The all girl, punk outfit improvise on the night of ‘Tomta Rock’ and re-write their ‘Hate the Sport’ anthem to instead ‘Hate the Västerås’ thus getting under the skin of some irate locals and earning the unenviable moniker of ‘Communist Cunts’ in the process! Only a dutiful Santa Claus is on hand to avert much ensuing carnage.

It’s all most amusing, but I suspect it will be lost on those unfamiliar with the territory.

“They say that punk rock is dead, well it isn’t” – and that’s the premise of this innocent, coming of age tale that’s touching, charming and amusing in equal measure.

Highly enjoyable, early 80s, Swedish fun.

Mycket bra!




“An absence of evidence is not evidence of absence” – the words of Donald Rumsfeld, then Defence Secretary to the George W Bush administration in his party’s defence of the WMD issue.

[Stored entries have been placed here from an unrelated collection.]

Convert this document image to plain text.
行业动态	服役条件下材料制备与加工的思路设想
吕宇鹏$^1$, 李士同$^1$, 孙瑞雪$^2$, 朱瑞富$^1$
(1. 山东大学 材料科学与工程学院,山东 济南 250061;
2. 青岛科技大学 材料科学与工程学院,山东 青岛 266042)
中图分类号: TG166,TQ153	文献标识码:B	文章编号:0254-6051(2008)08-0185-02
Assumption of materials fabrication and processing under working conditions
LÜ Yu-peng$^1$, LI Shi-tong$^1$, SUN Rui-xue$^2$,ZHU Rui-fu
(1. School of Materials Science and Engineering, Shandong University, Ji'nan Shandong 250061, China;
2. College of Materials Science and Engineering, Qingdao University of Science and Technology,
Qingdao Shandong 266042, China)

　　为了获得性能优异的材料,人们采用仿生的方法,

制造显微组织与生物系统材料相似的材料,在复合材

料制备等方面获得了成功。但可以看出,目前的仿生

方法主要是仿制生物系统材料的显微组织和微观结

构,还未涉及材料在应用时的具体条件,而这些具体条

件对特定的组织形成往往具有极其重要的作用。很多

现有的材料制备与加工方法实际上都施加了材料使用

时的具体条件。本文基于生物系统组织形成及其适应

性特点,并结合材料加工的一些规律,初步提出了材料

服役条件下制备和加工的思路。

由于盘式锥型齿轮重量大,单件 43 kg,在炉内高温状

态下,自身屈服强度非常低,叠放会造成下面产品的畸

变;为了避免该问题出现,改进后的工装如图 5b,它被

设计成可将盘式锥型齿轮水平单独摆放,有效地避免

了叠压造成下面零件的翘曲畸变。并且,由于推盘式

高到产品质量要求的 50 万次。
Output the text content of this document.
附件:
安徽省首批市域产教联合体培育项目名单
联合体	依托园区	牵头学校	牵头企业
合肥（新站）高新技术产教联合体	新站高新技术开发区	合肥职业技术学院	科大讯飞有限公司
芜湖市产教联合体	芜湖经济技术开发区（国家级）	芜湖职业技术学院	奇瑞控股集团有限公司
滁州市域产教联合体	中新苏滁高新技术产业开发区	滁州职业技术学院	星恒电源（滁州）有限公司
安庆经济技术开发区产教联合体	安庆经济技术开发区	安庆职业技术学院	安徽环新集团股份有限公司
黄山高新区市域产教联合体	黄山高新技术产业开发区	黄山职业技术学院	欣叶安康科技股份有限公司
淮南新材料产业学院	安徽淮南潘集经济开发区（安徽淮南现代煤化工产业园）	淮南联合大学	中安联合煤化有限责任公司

‘Unknown Known’ is an all attention and focus, Errol Morris documentary on Donald Rumsfeld, one of the most influential figures in shaping the last 40 or 50 years of U.S and indeed world politics.

I know I certainly had my own personal opinions of the man going into this film and to be honest, nothing has really changed having seen it except perhaps a little grudging respect that this most slippery of super-sharp, career politicians is and has been a master of what he has always done, putting a positive or at least palatable spin on the unpalatable; or should that be, making excuses for the inexcusable?

My own opinions aside (formed as much outside of Rumsfeld’s days as the Secretary of Defence  as within), how well does this ‘spotlight on one man’ documentary work as a film?

Well,  it’s cleverly put together in a mostly nonlinear fashion, using interview techniques that probe for answers without ever demanding them, instead attempting to allow Rumsfeld to fall into his own webs of spin, backed up by substantial film and television footage and indeed vast archives of memos and documents that Rumsfeld himself dictated over the entirety of his career. It’s an intriguing spectacle.

One shouldn’t fall into the trap of seeing this film as an attempt at one up-man-ship for the left over the right or Democrat over Republican in this case, for as Rumsfeld himself says (and I found myself in a rare moment of agreement), to loosely quote, “Barack Obama opposed every national security measure that George W Bush put in place in the wake of the Iraqi conflict, yet, to this day, not one of those policies has been overturned, so we must have been doing something right…”

Perhaps, or more likely it’s a prime example of both political sides being driven by one agenda politics, irrespective of what their illusory political leanings may appear to be.

That, I feel is far a far more likely scenario and maybe a lesson in there for those that choose to nit-pick at the minutiae of political policies ignoring the bigger and more obvious political picture.

Personally, I’d like to have seen some focus on the man’s heavy corporate, political leanings and affiliations; potentially as damning in many ways as the military-related subject matter, but maybe that’s for another day.

Not one to break any box office records this, but a fascinating glimpse nonetheless at a man who’s been up to his neck in the cloak and dagger, shady dealings of U.S and world politics for many a decade.